The boat, which was carrying a camera, soon veered out of the way but it was already too late as the race had to be restarted.
The chaos continued though as many of the men who had taken to the water did not hear the horn calling them back to the start, meaning a flotilla of boats and jet skis was deployed to head them off and turn them back.
The scenes caused widespread bemusement online, but some claimed they had endangered the athletes.
The race did eventually get going again and was won by Norway’s Kristian Blummenfelt, ahead of Great Britain’s Alex Yee and Hayden Wilde of New Zealand.
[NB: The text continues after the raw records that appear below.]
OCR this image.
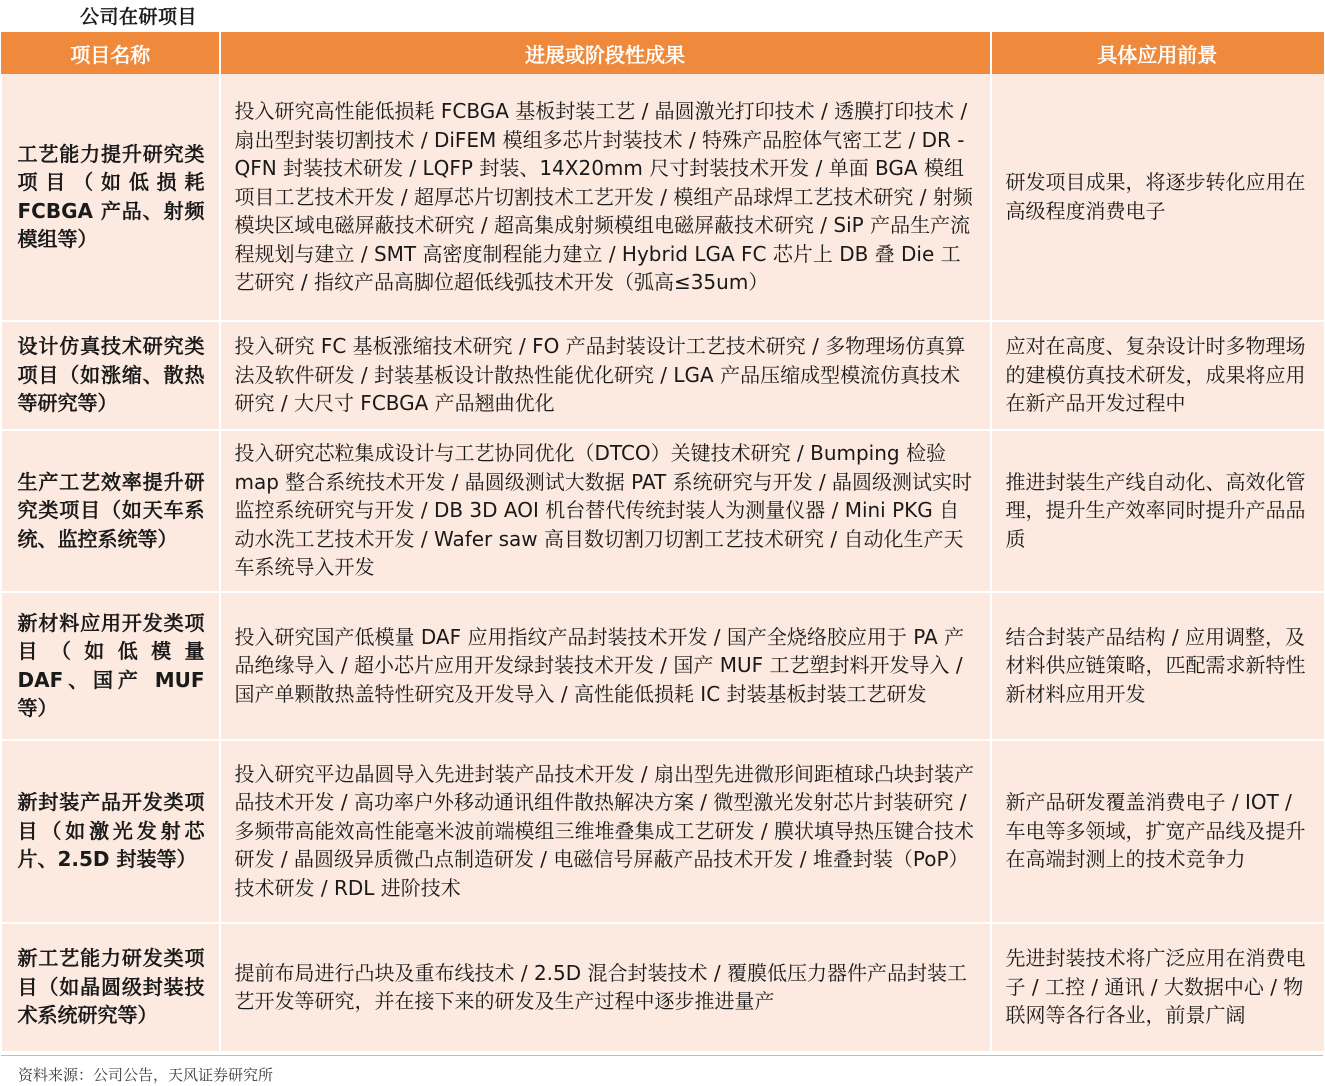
公司在研项目
项目名称	进展或阶段性成果	具体应用前景
工艺能力提升研究类项目（如低损耗 FCBGA 产品、射频模组等）	投入研究高性能低损耗 FCBGA 基板封装工艺 / 晶圆激光打印技术 / 透膜打印技术 / 扇出型封装切割技术 / DiFEM 模组多芯片封装技术 / 特殊产品腔体气密工艺 / DR - QFN 封装技术研发 / LQFP 封装、14X20mm 尺寸封装技术开发 / 单面 BGA 模组项目工艺技术开发 / 超厚芯片切割技术工艺开发 / 模组产品球焊工艺技术研究 / 射频模块区域电磁屏蔽技术研究 / 超高集成射频模组电磁屏蔽技术研究 / SiP 产品生产流程规划与建立 / SMT 高密度制程能力建立 / Hybrid LGA FC 芯片上 DB 叠 Die 工艺研究 / 指纹产品高脚位超低线弧技术开发（弧高≤35um）	研发项目成果，将逐步转化应用在高级程度消费电子
设计仿真技术研究类项目（如涨缩、散热等研究等）	投入研究 FC 基板涨缩技术研究 / FO 产品封装设计工艺技术研究 / 多物理场仿真算法及软件研发 / 封装基板设计散热性能优化研究 / LGA 产品压缩成型模流仿真技术研究 / 大尺寸 FCBGA 产品翘曲优化	应对在高度、复杂设计时多物理场的建模仿真技术研发，成果将应用在新产品开发过程中
生产工艺效率提升研究类项目（如天车系统、监控系统等）	投入研究芯粒集成设计与工艺协同优化（DTCO）关键技术研究 / Bumping 检验 map 整合系统技术开发 / 晶圆级测试大数据 PAT 系统研究与开发 / 晶圆级测试实时监控系统研究与开发 / DB 3D AOI 机台替代传统封装人为测量仪器 / Mini PKG 自动水洗工艺技术开发 / Wafer saw 高目数切割刀切割工艺技术研究 / 自动化生产天车系统导入开发	推进封装生产线自动化、高效化管理，提升生产效率同时提升产品品质
新材料应用开发类项目（如低模量 DAF、国产 MUF 等）	投入研究国产低模量 DAF 应用指纹产品封装技术开发 / 国产全烧络胶应用于 PA 产品绝缘导入 / 超小芯片应用开发绿封装技术开发 / 国产 MUF 工艺塑封料开发导入 / 国产单颗散热盖特性研究及开发导入 / 高性能低损耗 IC 封装基板封装工艺研发	结合封装产品结构 / 应用调整，及材料供应链策略，匹配需求新特性新材料应用开发
新封装产品开发类项目（如激光发射芯片、2.5D 封装等）	投入研究平边晶圆导入先进封装产品技术开发 / 扇出型先进微形间距植球凸块封装产品技术开发 / 高功率户外移动通讯组件散热解决方案 / 微型激光发射芯片封装研究 / 多频带高能效高性能毫米波前端模组三维堆叠集成工艺研发 / 膜状填导热压键合技术研发 / 晶圆级异质微凸点制造研发 / 电磁信号屏蔽产品技术开发 / 堆叠封装（PoP）技术研发 / RDL 进阶技术	新产品研发覆盖消费电子 / IOT / 车电等多领域，扩宽产品线及提升在高端封测上的技术竞争力
新工艺能力研发类项目（如晶圆级封装技术系统研究等）	提前布局进行凸块及重布线技术 / 2.5D 混合封装技术 / 覆膜低压力器件产品封装工艺开发等研究，并在接下来的研发及生产过程中逐步推进量产	先进封装技术将广泛应用在消费电子 / 工控 / 通讯 / 大数据中心 / 物联网等各行各业，前景广阔
资料来源：公司公告，天风证券研究所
“I saw the boat on the left side and found it quite strange that the starting bell came,” gold medalist Blummenfelt said afterwards.
“I felt that the boat was still in front of the left side of the pontoon, so when I jumped in, I thought that this would most likely be pulled back and go for another start.
“I just tried not to go too slow but keep a little bit left and look at it in a positive way that I actually got a little pre warm-up before the start.”
In hot and humid conditions in Tokyo, Blummenfelt came home in a time of one hour, 45 minutes and four seconds, falling to the floor after crossing the finish line and then being taken to see the medics.
He is the first Norwegian to win a medal at the Tokyo Games.